More squishiness emerged when senators started pressing the tech execs about how the Federal Trade Commission might enforce any such law. They all seemed fine with giving the FTC more money, but they didn’t cleanly endorse granting it authority to set rules and impose fines.

As Sen. Brian Schatz (D.-Hawaii) observed, the FTC can’t today slap a company with a fine until after it violates a negotiated settlement with the commission to address an earlier privacy failing. In other words, for that first offense, “there’s no real economic consequence right now.”

After a particularly vague series of replies from Enright, Sen. Bill Nelson (D.-Fla.) replied: “Is that a ‘yes, maybe’?”

Asked and unasked questions

Some other interesting details emerged over the hearing, but those two and a half hours also featured numerous missed opportunities.

For example, nobody followed up on Enright’s admission during his opening statement that “we have made mistakes in our past” to ask him to identify those mistakes and lessons learned.

The entire notion of data minimization never came up. Nobody challenged the tech companies to name an instance when they eliminated a product feature in order to collect less data.

And after Sen. Gary Peters (D.-Mich.) asked Enright how many people actually used Google’s Dashboard interface to see and control the information Google collects about them, and Enright replied that he didn’t have that information, nobody posed a similar question to the other company representatives. (That would have been an especially apt question for Facebook, which repeatedly touts all the options it gives to users to control their data, but the social-networking giant went unrepresented Wednesday.)

AT&T got away particularly easy. Privacy advocates say its data collection practices have overreached in the past—for example, it defaulted subscribers of its GigaPower fiber Internet service into having their browsing activity monetized, then proposed to charge them $29 more a month to escape that tracking. And just Tuesday, it rolled out a new ad platform called Xandr that touts a “commitment to personalization” driven by “deterministic household and device mapping.” But nobody asked Cali about either topic.

Apple’s Tribble, in turn, didn’t have to answer questions about how its locked-down Mac App Store could have allowed a rogue app called Adware Doctor to collect browsing data from its unwitting users.

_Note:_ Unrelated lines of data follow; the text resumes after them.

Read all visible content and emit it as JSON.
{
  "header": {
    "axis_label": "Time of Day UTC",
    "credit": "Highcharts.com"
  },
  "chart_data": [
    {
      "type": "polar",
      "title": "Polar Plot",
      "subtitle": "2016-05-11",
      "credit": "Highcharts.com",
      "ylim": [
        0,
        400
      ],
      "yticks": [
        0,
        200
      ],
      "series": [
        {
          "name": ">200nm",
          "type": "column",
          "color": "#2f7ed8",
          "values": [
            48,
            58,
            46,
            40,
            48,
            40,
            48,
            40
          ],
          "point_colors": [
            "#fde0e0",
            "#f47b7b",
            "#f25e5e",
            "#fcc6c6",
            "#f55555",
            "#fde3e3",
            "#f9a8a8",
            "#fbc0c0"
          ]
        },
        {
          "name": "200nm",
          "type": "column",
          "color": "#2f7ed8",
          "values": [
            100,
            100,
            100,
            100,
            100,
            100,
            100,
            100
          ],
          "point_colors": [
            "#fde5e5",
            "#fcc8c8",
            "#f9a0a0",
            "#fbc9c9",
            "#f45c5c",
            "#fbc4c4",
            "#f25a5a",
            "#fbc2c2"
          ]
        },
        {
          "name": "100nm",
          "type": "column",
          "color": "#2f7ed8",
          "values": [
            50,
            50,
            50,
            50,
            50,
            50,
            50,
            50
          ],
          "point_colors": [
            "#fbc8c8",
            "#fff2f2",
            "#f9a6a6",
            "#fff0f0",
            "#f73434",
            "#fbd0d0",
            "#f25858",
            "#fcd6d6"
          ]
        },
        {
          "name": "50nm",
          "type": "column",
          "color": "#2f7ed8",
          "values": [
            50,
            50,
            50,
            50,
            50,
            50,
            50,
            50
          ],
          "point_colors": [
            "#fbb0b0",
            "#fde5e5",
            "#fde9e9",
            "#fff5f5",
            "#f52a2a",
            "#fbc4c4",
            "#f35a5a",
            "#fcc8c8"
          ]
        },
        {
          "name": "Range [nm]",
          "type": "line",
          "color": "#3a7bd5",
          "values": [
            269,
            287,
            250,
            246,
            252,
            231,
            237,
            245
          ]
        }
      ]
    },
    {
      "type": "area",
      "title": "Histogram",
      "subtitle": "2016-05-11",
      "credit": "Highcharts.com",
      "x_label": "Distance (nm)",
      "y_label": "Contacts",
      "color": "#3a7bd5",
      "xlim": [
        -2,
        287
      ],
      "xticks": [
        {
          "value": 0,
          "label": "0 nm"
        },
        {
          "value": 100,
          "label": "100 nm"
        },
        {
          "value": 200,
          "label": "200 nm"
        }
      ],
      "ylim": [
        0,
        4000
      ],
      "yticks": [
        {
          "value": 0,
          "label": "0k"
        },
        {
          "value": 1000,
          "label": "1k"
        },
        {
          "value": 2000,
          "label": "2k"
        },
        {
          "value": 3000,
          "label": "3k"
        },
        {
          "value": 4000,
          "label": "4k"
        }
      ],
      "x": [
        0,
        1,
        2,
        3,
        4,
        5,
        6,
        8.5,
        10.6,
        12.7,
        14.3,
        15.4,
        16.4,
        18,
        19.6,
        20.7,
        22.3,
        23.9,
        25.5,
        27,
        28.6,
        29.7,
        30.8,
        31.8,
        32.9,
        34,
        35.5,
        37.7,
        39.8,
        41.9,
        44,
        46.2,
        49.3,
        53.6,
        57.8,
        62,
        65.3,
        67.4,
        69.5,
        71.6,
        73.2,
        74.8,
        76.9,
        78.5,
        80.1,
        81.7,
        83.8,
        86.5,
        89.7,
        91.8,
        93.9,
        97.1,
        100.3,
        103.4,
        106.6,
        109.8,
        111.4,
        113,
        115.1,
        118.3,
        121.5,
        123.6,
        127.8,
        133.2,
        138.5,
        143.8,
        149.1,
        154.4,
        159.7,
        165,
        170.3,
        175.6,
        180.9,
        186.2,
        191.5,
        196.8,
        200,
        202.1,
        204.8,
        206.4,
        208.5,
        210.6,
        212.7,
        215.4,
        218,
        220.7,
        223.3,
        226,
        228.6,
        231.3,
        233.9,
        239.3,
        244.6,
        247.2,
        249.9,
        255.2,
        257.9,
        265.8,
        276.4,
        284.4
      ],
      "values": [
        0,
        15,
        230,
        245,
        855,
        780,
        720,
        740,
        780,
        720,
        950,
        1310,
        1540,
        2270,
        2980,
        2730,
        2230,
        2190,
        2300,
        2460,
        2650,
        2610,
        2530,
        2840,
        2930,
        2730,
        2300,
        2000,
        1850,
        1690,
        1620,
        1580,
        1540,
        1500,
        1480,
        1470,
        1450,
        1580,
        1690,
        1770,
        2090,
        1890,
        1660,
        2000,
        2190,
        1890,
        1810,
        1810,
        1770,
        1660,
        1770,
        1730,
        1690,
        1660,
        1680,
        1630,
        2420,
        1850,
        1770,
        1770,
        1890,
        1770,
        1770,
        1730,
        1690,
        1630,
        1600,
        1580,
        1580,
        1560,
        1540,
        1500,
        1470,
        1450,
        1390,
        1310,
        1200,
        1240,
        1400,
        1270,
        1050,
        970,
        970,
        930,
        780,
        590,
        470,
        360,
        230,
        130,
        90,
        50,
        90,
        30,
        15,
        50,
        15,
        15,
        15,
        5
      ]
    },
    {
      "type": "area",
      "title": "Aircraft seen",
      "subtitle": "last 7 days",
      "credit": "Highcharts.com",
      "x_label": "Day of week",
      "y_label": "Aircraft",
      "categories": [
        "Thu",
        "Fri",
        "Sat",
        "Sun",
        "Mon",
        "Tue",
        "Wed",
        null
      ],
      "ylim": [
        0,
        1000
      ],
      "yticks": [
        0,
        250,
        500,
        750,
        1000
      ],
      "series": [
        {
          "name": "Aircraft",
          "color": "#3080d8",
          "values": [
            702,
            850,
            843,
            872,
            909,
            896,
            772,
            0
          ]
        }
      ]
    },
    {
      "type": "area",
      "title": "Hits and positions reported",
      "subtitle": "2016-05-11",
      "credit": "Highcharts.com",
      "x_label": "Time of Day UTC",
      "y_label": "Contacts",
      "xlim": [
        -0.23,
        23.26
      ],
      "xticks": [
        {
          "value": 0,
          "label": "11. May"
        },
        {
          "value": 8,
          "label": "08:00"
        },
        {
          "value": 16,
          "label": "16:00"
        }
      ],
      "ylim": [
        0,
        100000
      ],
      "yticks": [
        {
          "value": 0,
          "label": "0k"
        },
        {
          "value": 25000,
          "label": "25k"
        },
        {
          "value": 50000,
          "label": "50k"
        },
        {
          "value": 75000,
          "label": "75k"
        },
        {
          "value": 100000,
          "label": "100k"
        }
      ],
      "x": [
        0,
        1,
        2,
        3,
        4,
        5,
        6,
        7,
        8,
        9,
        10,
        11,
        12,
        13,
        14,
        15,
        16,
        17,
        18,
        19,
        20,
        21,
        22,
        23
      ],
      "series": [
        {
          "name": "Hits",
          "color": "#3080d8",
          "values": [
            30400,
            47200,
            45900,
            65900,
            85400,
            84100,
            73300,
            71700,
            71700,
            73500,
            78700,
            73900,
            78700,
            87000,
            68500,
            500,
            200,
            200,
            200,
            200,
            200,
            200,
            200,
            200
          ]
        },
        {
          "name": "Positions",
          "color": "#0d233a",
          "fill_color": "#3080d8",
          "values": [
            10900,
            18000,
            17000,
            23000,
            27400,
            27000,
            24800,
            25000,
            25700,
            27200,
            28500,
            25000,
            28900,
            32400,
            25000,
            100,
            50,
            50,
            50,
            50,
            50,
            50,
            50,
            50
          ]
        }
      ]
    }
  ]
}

Some of the airtime that could have gone to exploring those topics went instead to exploring how Apple, Amazon, and Google are treating the Chinese market. That yielded little insight about U.S. privacy, though a question from Sen. Ted Cruz (R.-Tex.) to Google’s Enright about the extent of China’s censorship did elicit this incredulous reply: “I’m not sure that I have an informed opinion on that question.”

The hearing unquestionably worked to illustrate the complex nature of the advertising-linked technology that tracks our interests across the Web and all our devices. In the middle of an exchange about how ads for a product can follow you around online, Enright assured Sen. Jon Tester (D.-Mont.) that “we understand the complexity of the Internet ecosystem.”

The senator interrupted with a two-word response: ”I don’t.”